# Tempered scale

### Disadvantages of the Pythagorean and harmonic scales

The harmonic and Pythagorean scales sounds very good when you play in the in one to 3 keys, but as you start modulate into all 12 keys it does not sound very nice.

### The tempered scale

In the 17th century people wanted to make pianos and organs that could play in any key. The German organ builder Andreas Werckmeister made a system where he detuned every note systematically. He listened to the beat in the fifth and correlated the same beat in all fifth. Today we use a mathematical way of deriving the tempered scale.

This allowed to play in all keys.
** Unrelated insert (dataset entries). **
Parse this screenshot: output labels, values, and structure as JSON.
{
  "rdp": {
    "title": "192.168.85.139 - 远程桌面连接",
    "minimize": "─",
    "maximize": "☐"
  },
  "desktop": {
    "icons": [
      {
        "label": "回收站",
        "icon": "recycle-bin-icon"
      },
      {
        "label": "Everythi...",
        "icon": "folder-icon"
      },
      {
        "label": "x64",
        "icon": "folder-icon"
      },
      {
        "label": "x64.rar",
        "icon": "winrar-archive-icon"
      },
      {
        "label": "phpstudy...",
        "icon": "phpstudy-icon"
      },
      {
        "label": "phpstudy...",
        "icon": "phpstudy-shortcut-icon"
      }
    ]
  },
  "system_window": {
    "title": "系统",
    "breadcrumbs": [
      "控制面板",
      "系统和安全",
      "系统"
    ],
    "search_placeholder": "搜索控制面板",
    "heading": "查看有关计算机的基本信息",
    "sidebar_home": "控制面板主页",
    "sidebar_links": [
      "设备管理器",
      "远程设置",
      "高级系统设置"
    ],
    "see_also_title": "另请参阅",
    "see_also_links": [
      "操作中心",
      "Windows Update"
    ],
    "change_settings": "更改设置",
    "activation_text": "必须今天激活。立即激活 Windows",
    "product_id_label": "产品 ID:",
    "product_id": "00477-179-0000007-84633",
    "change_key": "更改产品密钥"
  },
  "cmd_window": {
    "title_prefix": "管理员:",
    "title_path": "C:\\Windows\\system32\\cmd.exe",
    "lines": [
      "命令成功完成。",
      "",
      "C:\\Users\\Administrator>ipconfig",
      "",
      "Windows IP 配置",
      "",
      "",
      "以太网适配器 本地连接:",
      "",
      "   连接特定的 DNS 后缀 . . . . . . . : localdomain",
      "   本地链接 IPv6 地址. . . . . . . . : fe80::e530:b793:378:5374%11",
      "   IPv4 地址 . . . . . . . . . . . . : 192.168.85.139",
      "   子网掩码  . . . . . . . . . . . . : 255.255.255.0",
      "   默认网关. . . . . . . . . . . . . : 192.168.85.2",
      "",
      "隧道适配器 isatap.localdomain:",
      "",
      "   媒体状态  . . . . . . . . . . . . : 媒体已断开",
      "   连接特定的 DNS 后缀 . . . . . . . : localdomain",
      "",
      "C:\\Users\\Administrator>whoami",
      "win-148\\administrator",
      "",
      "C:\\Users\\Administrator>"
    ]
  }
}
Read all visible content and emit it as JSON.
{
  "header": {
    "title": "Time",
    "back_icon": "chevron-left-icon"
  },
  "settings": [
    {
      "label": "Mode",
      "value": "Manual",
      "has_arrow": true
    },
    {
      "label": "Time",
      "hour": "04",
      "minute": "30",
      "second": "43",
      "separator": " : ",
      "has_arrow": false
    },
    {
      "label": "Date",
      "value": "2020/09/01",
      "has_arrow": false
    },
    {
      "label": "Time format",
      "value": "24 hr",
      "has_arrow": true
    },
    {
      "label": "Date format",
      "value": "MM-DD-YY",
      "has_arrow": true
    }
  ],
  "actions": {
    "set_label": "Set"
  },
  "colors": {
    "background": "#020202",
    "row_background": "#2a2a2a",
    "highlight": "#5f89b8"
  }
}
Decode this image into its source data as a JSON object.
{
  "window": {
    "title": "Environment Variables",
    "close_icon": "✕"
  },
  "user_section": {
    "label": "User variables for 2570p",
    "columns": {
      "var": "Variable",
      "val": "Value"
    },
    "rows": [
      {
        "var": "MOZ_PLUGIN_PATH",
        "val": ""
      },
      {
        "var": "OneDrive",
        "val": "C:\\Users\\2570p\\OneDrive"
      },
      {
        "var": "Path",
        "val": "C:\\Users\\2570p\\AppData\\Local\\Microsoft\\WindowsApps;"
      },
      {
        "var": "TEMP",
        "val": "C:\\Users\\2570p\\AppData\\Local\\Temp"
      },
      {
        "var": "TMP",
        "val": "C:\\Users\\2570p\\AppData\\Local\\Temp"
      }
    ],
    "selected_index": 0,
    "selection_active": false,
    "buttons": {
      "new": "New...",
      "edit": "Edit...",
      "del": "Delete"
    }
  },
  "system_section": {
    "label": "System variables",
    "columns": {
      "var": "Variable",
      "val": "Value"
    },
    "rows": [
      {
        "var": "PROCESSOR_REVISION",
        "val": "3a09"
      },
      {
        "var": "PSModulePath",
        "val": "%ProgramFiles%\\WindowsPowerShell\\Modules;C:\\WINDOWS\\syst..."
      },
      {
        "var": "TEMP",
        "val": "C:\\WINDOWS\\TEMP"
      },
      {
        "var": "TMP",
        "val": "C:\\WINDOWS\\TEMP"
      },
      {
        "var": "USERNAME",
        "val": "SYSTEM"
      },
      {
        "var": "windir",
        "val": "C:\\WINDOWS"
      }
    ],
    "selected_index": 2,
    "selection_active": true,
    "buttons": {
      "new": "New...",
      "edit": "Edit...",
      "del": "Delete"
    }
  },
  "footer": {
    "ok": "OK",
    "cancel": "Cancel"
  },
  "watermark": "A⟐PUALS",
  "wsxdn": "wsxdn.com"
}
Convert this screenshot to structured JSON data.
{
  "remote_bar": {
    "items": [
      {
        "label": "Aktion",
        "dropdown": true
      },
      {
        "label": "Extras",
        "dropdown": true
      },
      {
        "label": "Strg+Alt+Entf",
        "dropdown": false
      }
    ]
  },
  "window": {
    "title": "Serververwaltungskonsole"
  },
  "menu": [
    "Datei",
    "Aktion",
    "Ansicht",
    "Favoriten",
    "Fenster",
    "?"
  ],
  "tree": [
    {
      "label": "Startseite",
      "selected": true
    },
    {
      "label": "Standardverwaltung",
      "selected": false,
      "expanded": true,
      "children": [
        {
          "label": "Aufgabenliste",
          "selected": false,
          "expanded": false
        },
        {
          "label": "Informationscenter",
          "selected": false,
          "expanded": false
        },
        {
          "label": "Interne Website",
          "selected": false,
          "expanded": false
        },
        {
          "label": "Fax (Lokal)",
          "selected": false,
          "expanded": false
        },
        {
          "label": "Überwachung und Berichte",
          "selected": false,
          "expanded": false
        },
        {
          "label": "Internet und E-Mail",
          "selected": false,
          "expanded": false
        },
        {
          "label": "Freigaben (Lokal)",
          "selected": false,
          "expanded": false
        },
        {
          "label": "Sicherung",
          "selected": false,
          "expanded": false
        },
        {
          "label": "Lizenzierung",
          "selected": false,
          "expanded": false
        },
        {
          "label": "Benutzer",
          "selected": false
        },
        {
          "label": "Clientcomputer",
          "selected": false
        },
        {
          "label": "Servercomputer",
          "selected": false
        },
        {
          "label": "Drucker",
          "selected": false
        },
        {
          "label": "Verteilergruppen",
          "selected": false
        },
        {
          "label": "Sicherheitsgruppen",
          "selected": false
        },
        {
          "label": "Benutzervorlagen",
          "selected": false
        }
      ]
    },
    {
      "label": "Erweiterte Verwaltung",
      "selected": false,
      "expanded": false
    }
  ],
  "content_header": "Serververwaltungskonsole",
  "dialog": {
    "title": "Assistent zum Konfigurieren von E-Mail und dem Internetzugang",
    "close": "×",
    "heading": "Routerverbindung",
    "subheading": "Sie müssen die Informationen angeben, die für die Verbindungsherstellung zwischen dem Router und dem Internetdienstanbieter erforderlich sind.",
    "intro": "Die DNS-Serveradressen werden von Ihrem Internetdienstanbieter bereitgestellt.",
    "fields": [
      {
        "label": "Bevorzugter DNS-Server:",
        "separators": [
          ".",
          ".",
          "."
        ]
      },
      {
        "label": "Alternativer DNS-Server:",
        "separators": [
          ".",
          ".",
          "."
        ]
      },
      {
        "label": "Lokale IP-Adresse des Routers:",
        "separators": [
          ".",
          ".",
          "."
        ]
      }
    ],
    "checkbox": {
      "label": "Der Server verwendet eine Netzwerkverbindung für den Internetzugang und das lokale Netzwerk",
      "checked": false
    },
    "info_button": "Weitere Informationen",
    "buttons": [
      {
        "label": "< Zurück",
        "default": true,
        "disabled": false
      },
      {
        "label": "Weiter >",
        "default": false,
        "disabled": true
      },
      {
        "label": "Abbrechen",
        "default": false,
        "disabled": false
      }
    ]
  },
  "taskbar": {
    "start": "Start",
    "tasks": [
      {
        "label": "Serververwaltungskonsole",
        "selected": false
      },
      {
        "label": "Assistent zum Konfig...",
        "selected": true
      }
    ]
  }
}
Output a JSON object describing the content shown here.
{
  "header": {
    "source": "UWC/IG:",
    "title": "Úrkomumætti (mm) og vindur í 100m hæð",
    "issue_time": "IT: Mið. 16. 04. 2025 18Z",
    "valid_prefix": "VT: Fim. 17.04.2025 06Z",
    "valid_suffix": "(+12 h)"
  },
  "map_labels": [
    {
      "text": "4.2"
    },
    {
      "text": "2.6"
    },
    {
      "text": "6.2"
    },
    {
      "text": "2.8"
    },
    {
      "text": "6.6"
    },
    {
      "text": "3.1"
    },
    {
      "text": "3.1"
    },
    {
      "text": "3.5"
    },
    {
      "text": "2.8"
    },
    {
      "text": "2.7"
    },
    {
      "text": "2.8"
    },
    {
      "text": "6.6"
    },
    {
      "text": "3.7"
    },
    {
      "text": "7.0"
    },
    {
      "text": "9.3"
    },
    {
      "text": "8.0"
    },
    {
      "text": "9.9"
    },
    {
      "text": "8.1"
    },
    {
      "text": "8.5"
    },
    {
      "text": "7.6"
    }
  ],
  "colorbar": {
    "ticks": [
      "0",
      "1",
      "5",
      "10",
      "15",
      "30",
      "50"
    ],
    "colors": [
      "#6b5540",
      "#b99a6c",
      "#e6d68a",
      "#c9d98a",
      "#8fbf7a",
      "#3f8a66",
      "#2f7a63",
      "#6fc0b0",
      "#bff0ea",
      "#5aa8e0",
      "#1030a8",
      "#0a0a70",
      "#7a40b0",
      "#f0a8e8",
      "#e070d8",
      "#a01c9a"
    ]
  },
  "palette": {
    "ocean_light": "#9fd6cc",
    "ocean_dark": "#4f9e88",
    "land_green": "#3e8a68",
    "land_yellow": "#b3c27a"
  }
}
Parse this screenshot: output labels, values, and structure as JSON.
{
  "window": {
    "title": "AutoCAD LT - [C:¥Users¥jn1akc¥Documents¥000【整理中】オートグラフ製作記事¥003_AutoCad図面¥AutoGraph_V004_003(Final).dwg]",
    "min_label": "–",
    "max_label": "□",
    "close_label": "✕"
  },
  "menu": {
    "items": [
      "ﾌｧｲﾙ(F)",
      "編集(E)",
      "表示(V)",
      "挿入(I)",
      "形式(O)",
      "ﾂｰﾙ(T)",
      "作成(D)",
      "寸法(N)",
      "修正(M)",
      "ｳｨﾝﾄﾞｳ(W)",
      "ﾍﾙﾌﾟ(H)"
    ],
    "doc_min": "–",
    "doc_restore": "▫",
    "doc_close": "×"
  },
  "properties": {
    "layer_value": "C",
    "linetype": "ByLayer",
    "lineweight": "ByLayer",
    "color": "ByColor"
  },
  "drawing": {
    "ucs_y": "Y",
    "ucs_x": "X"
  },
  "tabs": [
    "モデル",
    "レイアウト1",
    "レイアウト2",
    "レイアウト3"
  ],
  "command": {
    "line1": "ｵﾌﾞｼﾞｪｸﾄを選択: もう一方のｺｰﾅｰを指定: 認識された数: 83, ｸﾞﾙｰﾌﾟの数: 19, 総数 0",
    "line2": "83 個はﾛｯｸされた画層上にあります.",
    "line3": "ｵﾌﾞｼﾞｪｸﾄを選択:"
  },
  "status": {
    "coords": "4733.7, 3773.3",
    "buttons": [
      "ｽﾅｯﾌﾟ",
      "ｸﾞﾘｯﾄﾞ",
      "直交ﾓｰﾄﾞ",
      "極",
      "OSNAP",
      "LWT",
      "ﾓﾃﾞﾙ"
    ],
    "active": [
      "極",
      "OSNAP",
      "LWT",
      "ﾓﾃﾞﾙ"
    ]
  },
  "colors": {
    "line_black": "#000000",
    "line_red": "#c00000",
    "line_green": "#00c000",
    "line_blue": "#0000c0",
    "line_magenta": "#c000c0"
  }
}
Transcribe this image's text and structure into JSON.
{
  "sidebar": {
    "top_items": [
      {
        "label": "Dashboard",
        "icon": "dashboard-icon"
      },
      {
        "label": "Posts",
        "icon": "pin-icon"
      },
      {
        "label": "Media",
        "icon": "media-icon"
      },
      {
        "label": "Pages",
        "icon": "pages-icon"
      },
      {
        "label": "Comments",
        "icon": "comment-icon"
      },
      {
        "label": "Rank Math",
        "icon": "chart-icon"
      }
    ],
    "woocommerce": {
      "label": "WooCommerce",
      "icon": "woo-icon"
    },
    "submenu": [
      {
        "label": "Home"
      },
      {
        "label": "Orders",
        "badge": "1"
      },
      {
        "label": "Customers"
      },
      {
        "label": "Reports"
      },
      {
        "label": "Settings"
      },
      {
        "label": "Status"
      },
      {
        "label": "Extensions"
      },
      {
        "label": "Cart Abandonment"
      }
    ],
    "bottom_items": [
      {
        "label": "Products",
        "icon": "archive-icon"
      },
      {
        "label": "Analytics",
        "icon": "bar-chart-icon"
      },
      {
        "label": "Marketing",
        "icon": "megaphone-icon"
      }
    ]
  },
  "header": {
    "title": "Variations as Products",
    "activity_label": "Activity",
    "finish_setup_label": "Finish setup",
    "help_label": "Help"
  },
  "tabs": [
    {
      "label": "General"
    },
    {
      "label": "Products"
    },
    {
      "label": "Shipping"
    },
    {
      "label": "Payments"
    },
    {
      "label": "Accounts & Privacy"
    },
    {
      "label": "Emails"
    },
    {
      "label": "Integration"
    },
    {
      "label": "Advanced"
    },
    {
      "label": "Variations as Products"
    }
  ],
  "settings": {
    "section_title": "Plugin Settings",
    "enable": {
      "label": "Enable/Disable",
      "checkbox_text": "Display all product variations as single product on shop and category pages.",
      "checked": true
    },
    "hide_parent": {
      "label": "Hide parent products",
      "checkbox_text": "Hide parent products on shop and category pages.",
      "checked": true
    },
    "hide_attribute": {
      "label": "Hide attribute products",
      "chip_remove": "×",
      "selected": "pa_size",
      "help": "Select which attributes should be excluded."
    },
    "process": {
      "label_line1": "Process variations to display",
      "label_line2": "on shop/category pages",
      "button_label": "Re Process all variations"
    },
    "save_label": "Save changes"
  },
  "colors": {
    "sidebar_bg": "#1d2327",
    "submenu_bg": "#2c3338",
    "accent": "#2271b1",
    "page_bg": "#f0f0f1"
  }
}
In the beginning there was a discussion. Because the tempered organ did not sound as good as the organ tuned the Pythagorean or the harmonic way, when playing in the basic key. Johannes Sebastian Bach solved the dispute by composing a melody that modulated into all 12 keys. This could only be played on the new instruments, so all instruments had to be tuned to the new principles if you wanted to play the new music.

Today all pianos, harmonicas and synthesizers are tuned in the tempered scale. So if you are playing together with these instruments, you should play tempered

### How to derive the tempered scale

The frequency is inverse proportional with the string length, so let us derive it frequency based.

The problem is to find a number that multiplied with it self 12 times yields a doubling of the frequency corresponding to an octave.

The equation looks like this

X*X*X*X*X*X*X*X*X*X*X*X=2

or X= 1.059463094 about 6% higher pitch.

In string length
this yields or 94,38% shorter string for each semitone.

The square root of a number is the number that multiplied with itself yields the number. The twelfth root is the number that multiplied with itself twelve times yields the number. You may get the twelfth root on a scientific calculator by taking the number to the power of 1/12th.